30th August 2017
This interview with Doula UK member Pat Wood, first appeared in the Winter 2016 issue of The Doula magazine.
Pat is a doula, mother and grandmother to six. She lives in Bedford with her husband Tim, who she married in 2015. Pat enjoys walking her dogs and occasionally going fishing (a bit like birth, a lot of sitting around, then bursts of excitement!). She also helps Tim with his business, as well as teaching Hypnobirthing.
How long were you a midwife for?
I was a midwife for nearly 20 years. Before this I was I nursery nurse and a mother to my own four children.
What inspired you to make the move to train to become a doula?
That’s a strange one, as it wasn’t something that I ever planned to do.
My husband had mouth cancer for four years and during that time had two re-occurrences involving surgery and six weeks radiotherapy each time. I was not ‘allowed’ any time off during these episodes so I worked all weekend then was travelling to treatments Monday to Friday. I felt very unsupported by my employers. When he was given a terminal diagnosis with no further treatment, he desperately wanted to stay at home to die. Everyone thought he had a few weeks to live, but for three months I cared for him on my own.
Being back at work was stressful. After completing a hypnobirthing practitioner’s course I decided to take early retirement and teach that instead. I was asked if I would doula for someone and my first reaction was I wouldn’t know what to do. I soon realised that this was a way I could still give the support that I loved, without the restrictions of the NHS. I also didn’t have the paper work to do! So the doula thing really chose me.
How did you find the process?
I really enjoyed my doula course and found that it undid a lot of my midwifery thinking. I love giving long term support throughout the pregnancy and the whole of the birth process. I enjoy caring for just one couple rather than juggling two or three couples at once. I use new skills of listening and watching and understanding, not ‘doing’ observations and filling in forms.
How long have you been a doula for?
I have been working as a full time doula for five years now.
What do you enjoy most about the job?
I enjoy the sense of freedom, I can choose when and where I work. I love the fact that I can have a real relationship with the families I work with, and fully understand what is important to them. I like not being restricted by policy, protocols or paperwork. To be able to give a cuddle if needed or speak bluntly if necessary. To be able to give care to people without worrying about machines or upsetting doctors or managers.
What do you find most challenging?
I used to find being on call most of the time stressful, but I have now settled into that and am pretty chilled most of the time.
The financial insecurity can be a worry. I swing between worrying no one will employ me to worrying that I have too much to do. It also took me quite a while to get to grips with the business side of things.
Long births can be such a strain. As a midwife your shifts are limited to 12 hours.
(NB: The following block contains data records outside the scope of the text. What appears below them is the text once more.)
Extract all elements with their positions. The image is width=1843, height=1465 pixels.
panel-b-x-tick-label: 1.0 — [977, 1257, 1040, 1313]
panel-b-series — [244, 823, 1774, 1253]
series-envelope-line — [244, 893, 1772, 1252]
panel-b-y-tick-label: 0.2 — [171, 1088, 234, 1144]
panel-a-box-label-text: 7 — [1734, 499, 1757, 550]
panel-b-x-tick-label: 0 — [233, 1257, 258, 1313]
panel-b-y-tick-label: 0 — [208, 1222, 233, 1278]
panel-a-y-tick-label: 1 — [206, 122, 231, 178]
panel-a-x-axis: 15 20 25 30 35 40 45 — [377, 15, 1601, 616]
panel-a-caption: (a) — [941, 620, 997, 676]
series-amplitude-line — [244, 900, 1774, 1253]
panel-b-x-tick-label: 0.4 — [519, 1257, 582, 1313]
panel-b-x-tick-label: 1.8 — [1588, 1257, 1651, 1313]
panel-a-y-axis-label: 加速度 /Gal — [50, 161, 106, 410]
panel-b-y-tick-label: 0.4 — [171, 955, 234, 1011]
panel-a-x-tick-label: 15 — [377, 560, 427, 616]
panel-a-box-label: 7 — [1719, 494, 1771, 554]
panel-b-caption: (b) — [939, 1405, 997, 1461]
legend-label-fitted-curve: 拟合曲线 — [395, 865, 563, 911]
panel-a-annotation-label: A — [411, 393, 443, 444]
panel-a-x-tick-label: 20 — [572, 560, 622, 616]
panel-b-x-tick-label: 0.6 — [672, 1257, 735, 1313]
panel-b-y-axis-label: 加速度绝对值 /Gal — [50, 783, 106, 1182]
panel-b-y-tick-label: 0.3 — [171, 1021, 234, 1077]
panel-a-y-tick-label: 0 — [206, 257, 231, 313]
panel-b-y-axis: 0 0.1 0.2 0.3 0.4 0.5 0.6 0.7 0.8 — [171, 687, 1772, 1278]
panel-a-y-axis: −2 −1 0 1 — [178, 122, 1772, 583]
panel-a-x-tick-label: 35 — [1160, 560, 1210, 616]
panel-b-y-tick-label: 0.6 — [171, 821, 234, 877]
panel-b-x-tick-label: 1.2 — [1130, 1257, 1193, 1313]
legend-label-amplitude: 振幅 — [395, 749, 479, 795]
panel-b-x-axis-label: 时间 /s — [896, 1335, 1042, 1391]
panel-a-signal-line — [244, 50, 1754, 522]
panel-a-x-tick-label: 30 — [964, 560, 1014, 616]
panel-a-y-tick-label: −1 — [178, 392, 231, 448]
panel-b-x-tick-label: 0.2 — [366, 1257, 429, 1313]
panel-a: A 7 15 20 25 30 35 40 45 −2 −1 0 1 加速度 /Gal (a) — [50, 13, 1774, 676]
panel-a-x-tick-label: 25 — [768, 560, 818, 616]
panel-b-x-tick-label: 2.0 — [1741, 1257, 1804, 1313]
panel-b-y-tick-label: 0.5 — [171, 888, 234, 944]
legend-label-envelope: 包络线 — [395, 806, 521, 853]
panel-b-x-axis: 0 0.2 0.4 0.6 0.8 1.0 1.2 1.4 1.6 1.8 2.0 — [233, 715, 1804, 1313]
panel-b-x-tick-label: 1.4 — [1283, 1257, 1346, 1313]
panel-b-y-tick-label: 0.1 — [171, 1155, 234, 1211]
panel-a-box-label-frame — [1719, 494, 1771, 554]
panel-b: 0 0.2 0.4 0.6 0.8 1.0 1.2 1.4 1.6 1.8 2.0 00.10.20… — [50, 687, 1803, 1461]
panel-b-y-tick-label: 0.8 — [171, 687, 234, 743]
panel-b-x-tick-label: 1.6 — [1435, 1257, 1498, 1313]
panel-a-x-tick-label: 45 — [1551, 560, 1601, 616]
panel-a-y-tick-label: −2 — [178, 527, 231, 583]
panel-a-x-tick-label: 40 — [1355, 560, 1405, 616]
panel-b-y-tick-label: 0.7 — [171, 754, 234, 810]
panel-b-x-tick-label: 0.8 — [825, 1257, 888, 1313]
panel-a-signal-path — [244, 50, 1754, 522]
The longest I was away from home was 51 hours.
When I see poor care or bad advice being given I do find it frustrating.
What skills from your midwifery days have you taken with you?
I think the best skill I have taken with me is the ability to listen and quickly build relationships with people. Patience and remaining calm in any situation come in useful in all aspects of life.
Do you miss any aspects of midwifery?
I miss my colleagues, and the support they would give, being a doula can be a lonely place at times. I thought I would miss being a midwife as opposed to working as one, as in losing my identity. I was also worried that I would have wasted the sacrifices my family made by giving up, but in fact this hasn’t happened, my skills are still respected and I feel the work I do is even more valuable.
How do you feel about being hands off now and not using your skills as a medic? Is there ever any frustration there?
I would be lying if I said I’ve never wanted to have a listen to baby’s heart when no one else is interested because it’s ‘too soon’. Also sometimes vaginal examinations can be good detection work for many unusual situations not just dilation.
Overall though, no; I am happy to hand those jobs over to others. Not doing those things makes you much more skilled in using your eyes, ears (and nose) in assessing situations. I am now very aware of how little “help” most women really need.
What advice would you give any midwives thinking of making the transition to doula?
Make sure you have a healthy bank balance, or another source of income.
Be prepared to be surprised by some of the bad practise that you see. Learn to step back and concentrate on supporting the woman. Get a good support network around you.
Get a good bottle of wine for when you are off call!